Methylglyoxal (MGO) is a highly reactive metabolite mainly formed as a byproduct of glycolysis. Elevated MGO has been considered as a risk factor for several diseases including diabetes and neurodegeneration. While MGO modifications on proteins were globally profiled, the cross-links between proteins induced by MGO in proteomes are unexplored to date. Here, we reported a quantitative chemoproteomic platform based on mass shifts that enables identification of events of protein cross-links induced by MGO in proteomes. A total of 66 cross-linked targets were identified from the profiling experiments when cells were treated with MGO, among which the components of functional complexes such as spliceosomes and ribosomes were enriched. We found that inosine-5 & PRIME;-monophosphate dehydrogenase 2 (IMPDH2) was homocross-linked by MGO and the active-site Cys331 was critical for mediating the cross-link, which in turn affected IMPDH2's activity.
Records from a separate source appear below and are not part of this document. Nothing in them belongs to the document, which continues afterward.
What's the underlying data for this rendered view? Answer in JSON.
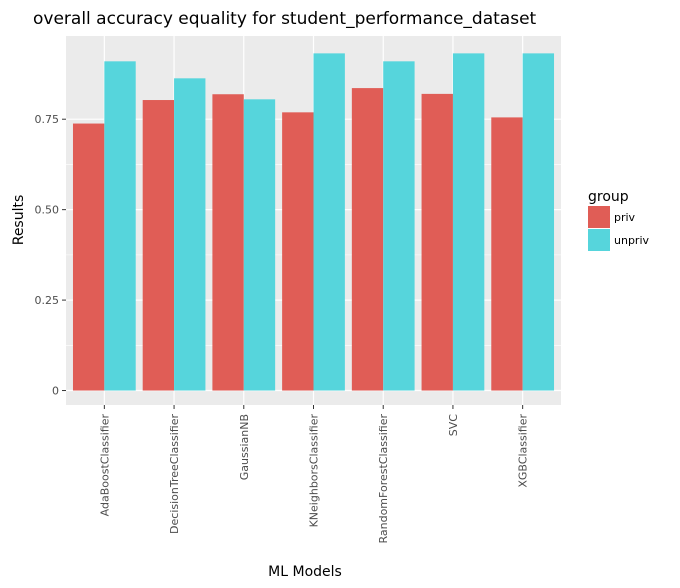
{
  "chart_data": {
    "type": "bar",
    "title": "overall accuracy equality for student_performance_dataset",
    "xlabel": "ML Models",
    "ylabel": "Results",
    "categories": [
      "AdaBoostClassifier",
      "DecisionTreeClassifier",
      "GaussianNB",
      "KNeighborsClassifier",
      "RandomForestClassifier",
      "SVC",
      "XGBClassifier"
    ],
    "series": [
      {
        "name": "priv",
        "color": "#e05d56",
        "values": [
          0.738,
          0.803,
          0.819,
          0.769,
          0.836,
          0.82,
          0.755
        ]
      },
      {
        "name": "unpriv",
        "color": "#56d5dc",
        "values": [
          0.91,
          0.863,
          0.805,
          0.932,
          0.91,
          0.932,
          0.932
        ]
      }
    ],
    "yticks": [
      0,
      0.25,
      0.5,
      0.75
    ],
    "ytick_labels": [
      "0",
      "0.25",
      "0.50",
      "0.75"
    ],
    "ylim": [
      -0.04,
      0.98
    ],
    "grid": true,
    "legend": {
      "title": "group",
      "position": "right"
    },
    "panel_color": "#ebebeb",
    "grid_color": "#ffffff"
  }
}
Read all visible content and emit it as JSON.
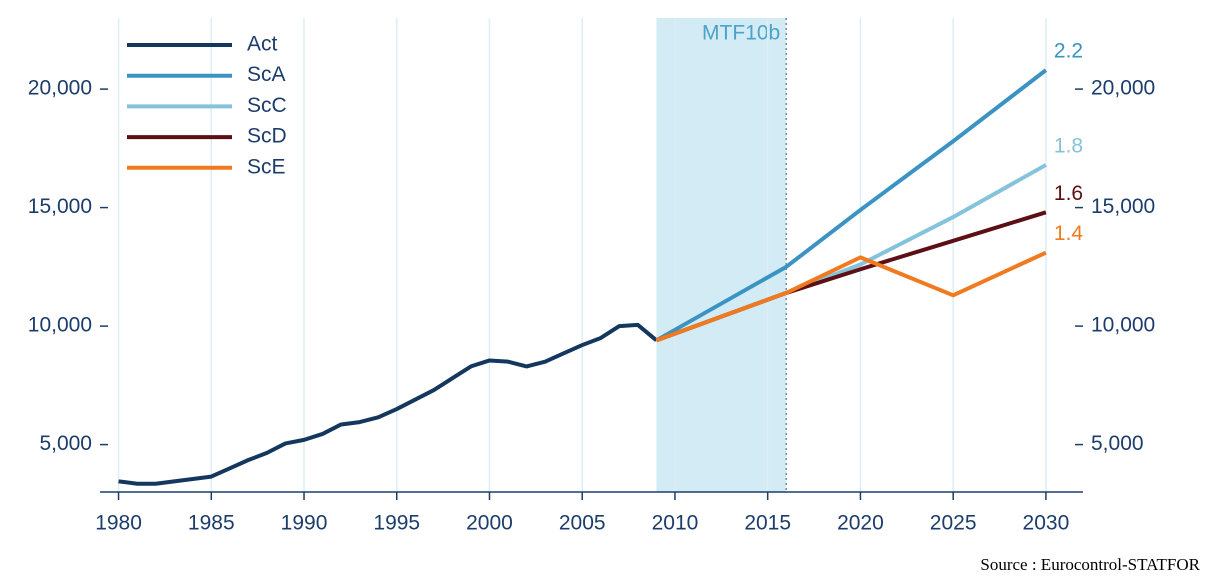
{
  "chart_data": {
    "type": "line",
    "xlim": [
      1979,
      2032
    ],
    "xticks": [
      1980,
      1985,
      1990,
      1995,
      2000,
      2005,
      2010,
      2015,
      2020,
      2025,
      2030
    ],
    "ylim": [
      3000,
      23000
    ],
    "yticks": [
      {
        "value": 5000,
        "label": "5,000"
      },
      {
        "value": 10000,
        "label": "10,000"
      },
      {
        "value": 15000,
        "label": "15,000"
      },
      {
        "value": 20000,
        "label": "20,000"
      }
    ],
    "y2lim": [
      3000,
      23000
    ],
    "y2ticks": [
      {
        "value": 5000,
        "label": "5,000"
      },
      {
        "value": 10000,
        "label": "10,000"
      },
      {
        "value": 15000,
        "label": "15,000"
      },
      {
        "value": 20000,
        "label": "20,000"
      }
    ],
    "grid": true,
    "legend": "top-left",
    "shaded_region": {
      "x": [
        2009,
        2016
      ],
      "label": "MTF10b",
      "color": "#d3ebf4"
    },
    "series": [
      {
        "name": "Act",
        "color": "#14375e",
        "x": [
          1980,
          1981,
          1982,
          1983,
          1984,
          1985,
          1986,
          1987,
          1988,
          1989,
          1990,
          1991,
          1992,
          1993,
          1994,
          1995,
          1996,
          1997,
          1998,
          1999,
          2000,
          2001,
          2002,
          2003,
          2004,
          2005,
          2006,
          2007,
          2008,
          2009
        ],
        "values": [
          3450,
          3350,
          3350,
          3450,
          3550,
          3650,
          4000,
          4350,
          4650,
          5050,
          5200,
          5450,
          5850,
          5950,
          6150,
          6500,
          6900,
          7300,
          7800,
          8300,
          8550,
          8500,
          8300,
          8500,
          8850,
          9200,
          9500,
          10000,
          10050,
          9400
        ]
      },
      {
        "name": "ScA",
        "color": "#3a93c3",
        "x": [
          2009,
          2016,
          2020,
          2025,
          2030
        ],
        "values": [
          9400,
          12500,
          14900,
          17800,
          20800
        ],
        "end_label": "2.2"
      },
      {
        "name": "ScC",
        "color": "#85c3dc",
        "x": [
          2009,
          2016,
          2020,
          2025,
          2030
        ],
        "values": [
          9400,
          11400,
          12600,
          14600,
          16800
        ],
        "end_label": "1.8"
      },
      {
        "name": "ScD",
        "color": "#5c0f14",
        "x": [
          2009,
          2016,
          2020,
          2025,
          2030
        ],
        "values": [
          9400,
          11400,
          12400,
          13600,
          14800
        ],
        "end_label": "1.6"
      },
      {
        "name": "ScE",
        "color": "#f07a1f",
        "x": [
          2009,
          2016,
          2020,
          2025,
          2030
        ],
        "values": [
          9400,
          11400,
          12900,
          11300,
          13100
        ],
        "end_label": "1.4"
      }
    ],
    "source": "Source : Eurocontrol-STATFOR"
  }
}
Our study has provided new clues for the functional impact in proteomes by MGO, and the methodology can be, in principle, applied to profile protein cross-links induced by other reactive metabolites.

Automated summary

A quantitative chemoproteomic platform based on mass shifts was developed to identify protein cross-links induced by MGO in proteomes. 66 cross-linked targets were identified, including components of functional complexes such as spliceosomes and ribosomes. The study also revealed that the active-site Cys331 played a critical role in mediating the cross-linking process.